D’abord, un courriel d’un élu et ancien ministre : «Your editorial is more of a myth than reality, but you are right to aspire to a utopian society. You stand for righteousness, but the main culprit remains the regime (...) who are the ultimate beneficiaries if the land is retrieved from the Trust. No to balkanization, but Nation Building has no price. Resources are not to be wasted. The purpose of unity in diversity and diversity in unity is virtually enshrined in our Constitution. It is not spelled out but taken as a RIGHT. There is no one-size-fits-all society. UN CENTRE POUR LA CULTURE MAURICIENNE can be a tower in the building block. But the pillars remain our identity as a NATION de PEUPLEMENT.»

Un autre commentaire qui mérite qu’on s’y attarde est celui d’une ancienne lauréate qui jette un regard critique sur la façon dont on gère le pays : «Je suis parfaitement alignée au principe selon lequel le mauricianisme doit enfin prendre le dessus sur les considérations communales – “country before party”, dit Kamala Harris ; j’irais un peu plus loin en disant “country before community”. Ce qui ne signifie pas qu’il faut minimiser ou mettre de côté l’attachement et la fierté que chacun peut avoir envers ses origines et sa culture ancestrale.
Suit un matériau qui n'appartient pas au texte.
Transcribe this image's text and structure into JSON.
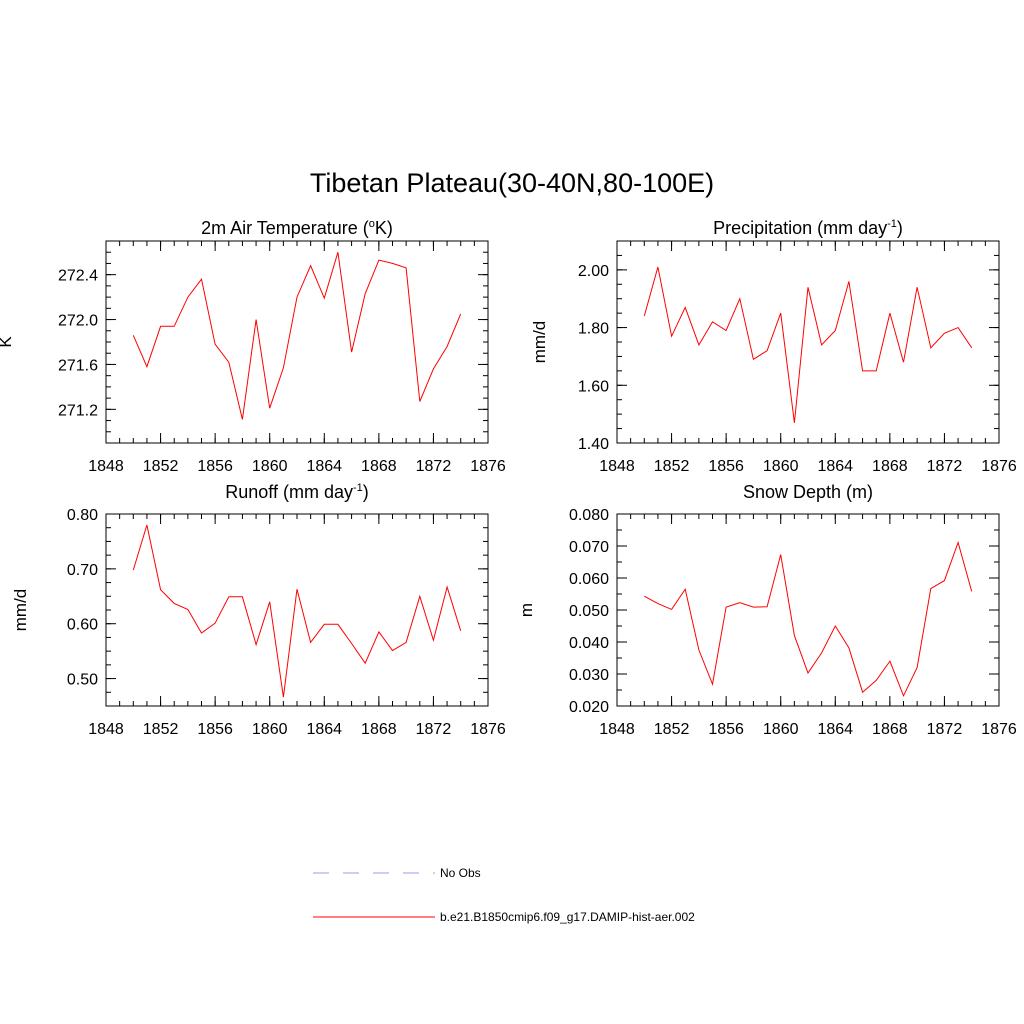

Ni cela ne veut dire qu’une communauté ne peut se sentir lésée si une action des autorités la touche profondément dans sa dignité et son identité. Il s’agit simplement de dire que dans un pays tel que le nôtre, notre force réside dans notre capacité à être unis, dans notre pluralité. Mettons un instant de côté le rôle à double tranchant que les organisations socioculturelles jouent dans cette vision (...). Cependant, je pense que le sujet de division dont tu parles n’est pas le terrain en question. Sur ce point, chacun a son opinion, et tu as peut-être raison de dire que la communauté tamoule est elle-même divisée. Cependant, chacun a aussi, constitutionnellement, la liberté d’expression. Le sujet qui a divisé, qui divise encore, et qui divisera longtemps, c’est qu’on ait enlevé ce droit à un groupe de personnes qui s’exprimait légalement. Je me permets de te partager cela parce que je respecte ton opinion et je pense que tu respectes aussi la mienne – et qu’on peut au moins se mettre d’accord sur le fait que l’expression d’une opinion ne devrait jamais, dans le pays de Maurice, nous conduire en cellule.»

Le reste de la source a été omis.